One more correction, what you call the "salariat" should include those who have enough assets and do not really need the stable job. After all, there are 24M millionaires in the US. While $1M is not enough to comfortably retire on, it provides a lot of stability. So it is more like the "salary and asset class". No where close to the elites at the top, but have no financial stress and also not anywhere close to those at the bottom.
We are already in a k-shape economy. It is just going to be more extreme.
chota-kaka@reddit (OP)
https://en.wikipedia.org/wiki/Guy_Standing_(economist)
StatementBot@reddit
The following submission statement was provided by /u/chota-kaka:
Submission Statement:
Modern societies are increasingly divided into three broad groups: the plutocracy, the salariat, and the precariat.
The plutocracy consists of the wealthy elite (The 1%, The billionaires etc, take you pick) who control a disproportionate share of economic resources, investments, and political influence.
The salariat includes professionals, managers, and skilled workers who enjoy stable employment, benefits, and relative economic security.
The third group, the precariat, is made up of people living with insecure jobs, temporary contracts, low wages, many times multiple low paying jobs, and uncertain futures.
Problems emerge when the gap between these groups becomes too wide. As wealth and power concentrate in the hands of a small plutocracy, many people (in the other groups) begin to feel excluded from economic progress. The salariat may initially remain stable, but rising costs of housing, healthcare, and education gradually erodes their security. Meanwhile, the precariat often experiences chronic financial stress and limited opportunities for advancement.
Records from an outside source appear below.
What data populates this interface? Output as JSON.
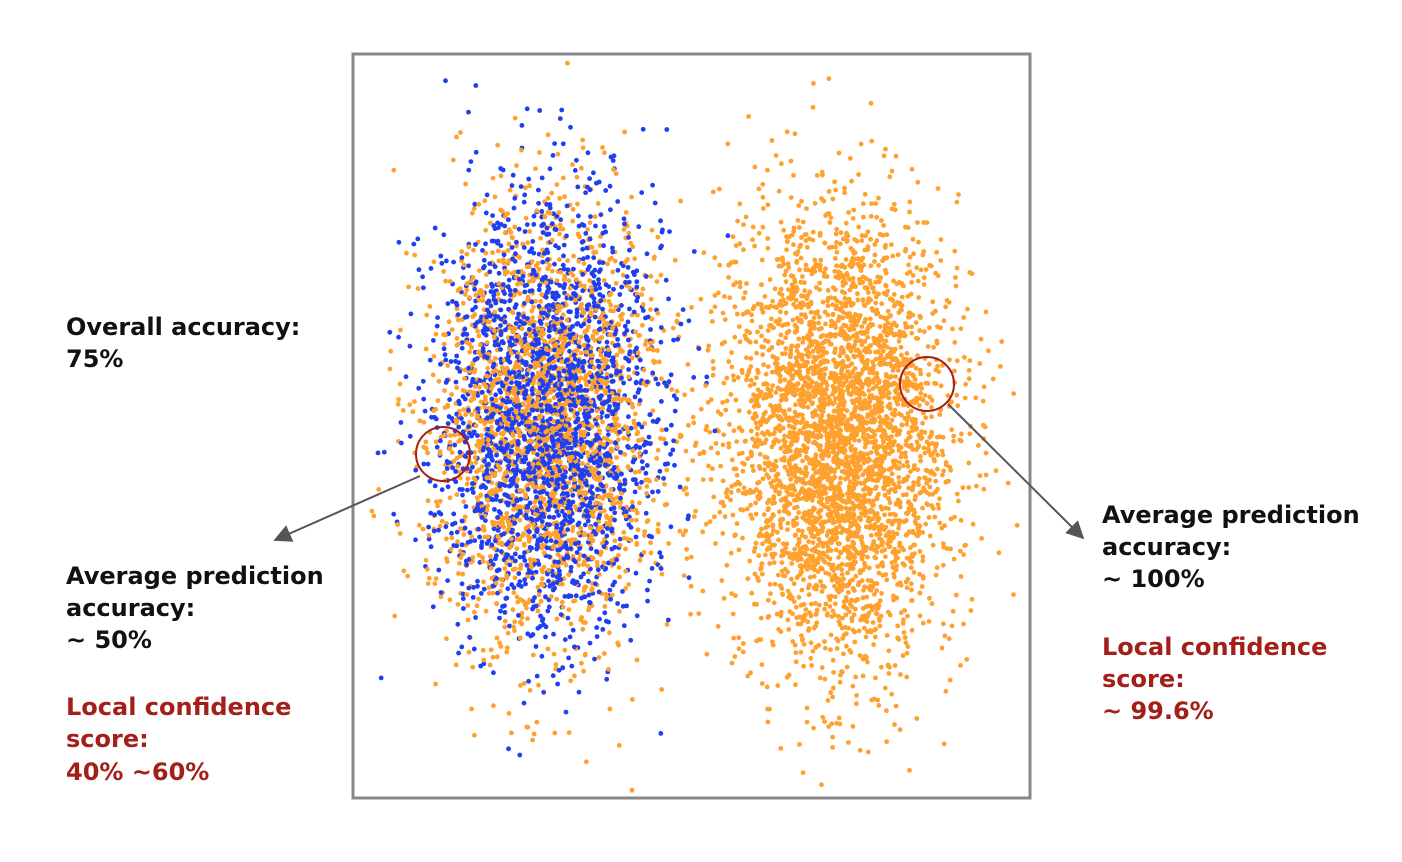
{
  "colors": {
    "blue": "#1f3ff0",
    "orange": "#ffa12e",
    "annotation_red": "#a31f1a",
    "arrow": "#555555",
    "frame": "#888888",
    "text": "#111111"
  },
  "overall": {
    "line1": "Overall accuracy:",
    "line2": "75%"
  },
  "left_note": {
    "line1": "Average prediction",
    "line2": "accuracy:",
    "line3": "~ 50%",
    "conf1": "Local confidence",
    "conf2": "score:",
    "conf3": "40% ~60%"
  },
  "right_note": {
    "line1": "Average prediction",
    "line2": "accuracy:",
    "line3": "~ 100%",
    "conf1": "Local confidence",
    "conf2": "score:",
    "conf3": "~ 99.6%"
  },
  "chart_data": {
    "type": "scatter",
    "series": [
      {
        "color": "#ffa12e",
        "clusters": [
          "left",
          "right"
        ]
      },
      {
        "color": "#1f3ff0",
        "clusters": [
          "left"
        ]
      }
    ],
    "grid": false,
    "axes": false,
    "markers": [
      "left-cluster-edge circle",
      "right-cluster-edge circle"
    ]
  }
}
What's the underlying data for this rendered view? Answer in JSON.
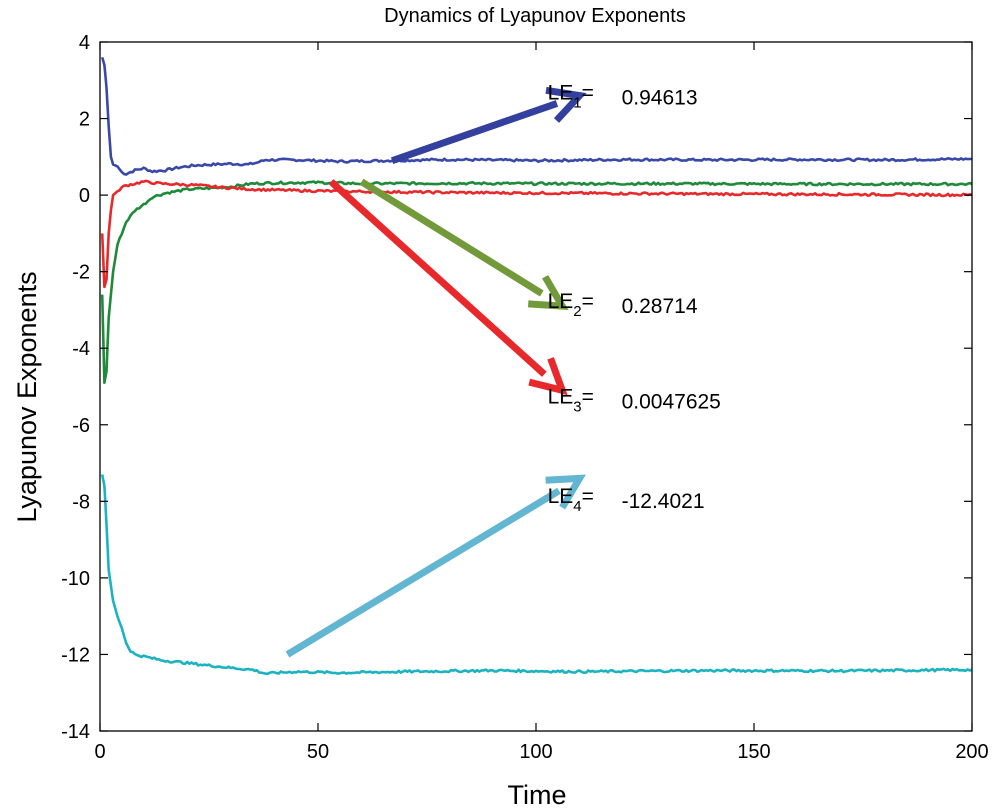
{
  "chart_data": {
    "type": "line",
    "title": "Dynamics of Lyapunov Exponents",
    "xlabel": "Time",
    "ylabel": "Lyapunov Exponents",
    "xlim": [
      0,
      200
    ],
    "ylim": [
      -14,
      4
    ],
    "xticks": [
      0,
      50,
      100,
      150,
      200
    ],
    "yticks": [
      4,
      2,
      0,
      -2,
      -4,
      -6,
      -8,
      -10,
      -12,
      -14
    ],
    "grid": false,
    "legend": "none",
    "series": [
      {
        "color": "#3a48a8",
        "points": [
          [
            0.5,
            3.6
          ],
          [
            1,
            3.4
          ],
          [
            1.5,
            2.8
          ],
          [
            2,
            1.8
          ],
          [
            2.5,
            1.0
          ],
          [
            3,
            0.8
          ],
          [
            4,
            0.75
          ],
          [
            5,
            0.6
          ],
          [
            6,
            0.55
          ],
          [
            8,
            0.65
          ],
          [
            10,
            0.7
          ],
          [
            12,
            0.62
          ],
          [
            15,
            0.65
          ],
          [
            18,
            0.72
          ],
          [
            22,
            0.78
          ],
          [
            26,
            0.8
          ],
          [
            30,
            0.82
          ],
          [
            34,
            0.8
          ],
          [
            36,
            0.85
          ],
          [
            38,
            0.92
          ],
          [
            45,
            0.92
          ],
          [
            55,
            0.88
          ],
          [
            65,
            0.9
          ],
          [
            80,
            0.93
          ],
          [
            100,
            0.9
          ],
          [
            120,
            0.93
          ],
          [
            140,
            0.92
          ],
          [
            160,
            0.93
          ],
          [
            180,
            0.92
          ],
          [
            200,
            0.946
          ]
        ]
      },
      {
        "color": "#1e8a3a",
        "points": [
          [
            0.5,
            -2.6
          ],
          [
            1,
            -4.9
          ],
          [
            1.5,
            -4.6
          ],
          [
            2,
            -3.2
          ],
          [
            3,
            -2.0
          ],
          [
            4,
            -1.3
          ],
          [
            5,
            -1.0
          ],
          [
            6,
            -0.7
          ],
          [
            8,
            -0.4
          ],
          [
            10,
            -0.25
          ],
          [
            12,
            -0.05
          ],
          [
            15,
            0.05
          ],
          [
            20,
            0.15
          ],
          [
            25,
            0.18
          ],
          [
            30,
            0.22
          ],
          [
            35,
            0.3
          ],
          [
            40,
            0.32
          ],
          [
            50,
            0.33
          ],
          [
            60,
            0.3
          ],
          [
            80,
            0.31
          ],
          [
            100,
            0.3
          ],
          [
            130,
            0.3
          ],
          [
            160,
            0.29
          ],
          [
            200,
            0.287
          ]
        ]
      },
      {
        "color": "#e8292b",
        "points": [
          [
            0.5,
            -1.0
          ],
          [
            1,
            -2.4
          ],
          [
            1.5,
            -2.2
          ],
          [
            2,
            -1.0
          ],
          [
            2.5,
            -0.4
          ],
          [
            3,
            0.0
          ],
          [
            4,
            0.1
          ],
          [
            5,
            0.2
          ],
          [
            6,
            0.25
          ],
          [
            8,
            0.3
          ],
          [
            10,
            0.35
          ],
          [
            14,
            0.3
          ],
          [
            18,
            0.28
          ],
          [
            22,
            0.26
          ],
          [
            28,
            0.2
          ],
          [
            35,
            0.15
          ],
          [
            45,
            0.12
          ],
          [
            55,
            0.1
          ],
          [
            70,
            0.08
          ],
          [
            90,
            0.06
          ],
          [
            110,
            0.05
          ],
          [
            140,
            0.03
          ],
          [
            170,
            0.02
          ],
          [
            200,
            0.005
          ]
        ]
      },
      {
        "color": "#1ab3bf",
        "points": [
          [
            0.5,
            -7.3
          ],
          [
            1,
            -7.6
          ],
          [
            1.5,
            -8.6
          ],
          [
            2,
            -9.8
          ],
          [
            3,
            -10.6
          ],
          [
            4,
            -11.0
          ],
          [
            5,
            -11.3
          ],
          [
            6,
            -11.7
          ],
          [
            7,
            -11.9
          ],
          [
            8,
            -12.0
          ],
          [
            10,
            -12.05
          ],
          [
            14,
            -12.15
          ],
          [
            18,
            -12.2
          ],
          [
            22,
            -12.25
          ],
          [
            26,
            -12.3
          ],
          [
            30,
            -12.35
          ],
          [
            35,
            -12.4
          ],
          [
            38,
            -12.5
          ],
          [
            45,
            -12.45
          ],
          [
            55,
            -12.48
          ],
          [
            70,
            -12.45
          ],
          [
            90,
            -12.42
          ],
          [
            110,
            -12.45
          ],
          [
            140,
            -12.42
          ],
          [
            170,
            -12.43
          ],
          [
            200,
            -12.4
          ]
        ]
      }
    ],
    "annotations": [
      {
        "label": "LE",
        "sub": "1",
        "eq": "=",
        "value": "0.94613",
        "color": "#34409e",
        "from": [
          67,
          0.9
        ],
        "to": [
          110,
          2.6
        ],
        "text_at": [
          110,
          2.5
        ]
      },
      {
        "label": "LE",
        "sub": "2",
        "eq": "=",
        "value": "0.28714",
        "color": "#739a3a",
        "from": [
          60,
          0.35
        ],
        "to": [
          106,
          -2.9
        ],
        "text_at": [
          110,
          -2.95
        ]
      },
      {
        "label": "LE",
        "sub": "3",
        "eq": "=",
        "value": "0.0047625",
        "color": "#e8292b",
        "from": [
          53,
          0.35
        ],
        "to": [
          106,
          -5.1
        ],
        "text_at": [
          110,
          -5.45
        ]
      },
      {
        "label": "LE",
        "sub": "4",
        "eq": "=",
        "value": "-12.4021",
        "color": "#63b6d2",
        "from": [
          43,
          -12.0
        ],
        "to": [
          110,
          -7.4
        ],
        "text_at": [
          110,
          -8.05
        ]
      }
    ]
  }
}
A society where large numbers of people believe the system no longer works for them become politically and socially unstable.
When the trust in institutions declines, social cohesion weakens, and support for radical political movements grows, it leads to further economic inequality, declining social mobility, and extreme insecurity. These divisions contribute to social unrest, political polarization, and ultimately, the collapse of the social order itself.
Please reply to OP's comment here: https://old.reddit.com/r/collapse/comments/1ttbr5m/undertanding_plutocracy_the_salariat_and_the/op1d9cw/
chota-kaka@reddit (OP)
Submission Statement:
Modern societies are increasingly divided into three broad groups: the plutocracy, the salariat, and the precariat.
The plutocracy consists of the wealthy elite (The 1%, The billionaires etc, take you pick) who control a disproportionate share of economic resources, investments, and political influence.
The salariat includes professionals, managers, and skilled workers who enjoy stable employment, benefits, and relative economic security.
The third group, the precariat, is made up of people living with insecure jobs, temporary contracts, low wages, many times multiple low paying jobs, and uncertain futures.
Problems emerge when the gap between these groups becomes too wide. As wealth and power concentrate in the hands of a small plutocracy, many people (in the other groups) begin to feel excluded from economic progress. The salariat may initially remain stable, but rising costs of housing, healthcare, and education gradually erodes their security. Meanwhile, the precariat often experiences chronic financial stress and limited opportunities for advancement.
A society where large numbers of people believe the system no longer works for them become politically and socially unstable.
When the trust in institutions declines, social cohesion weakens, and support for radical political movements grows, it leads to further economic inequality, declining social mobility, and extreme insecurity. These divisions contribute to social unrest, political polarization, and ultimately, the collapse of the social order itself.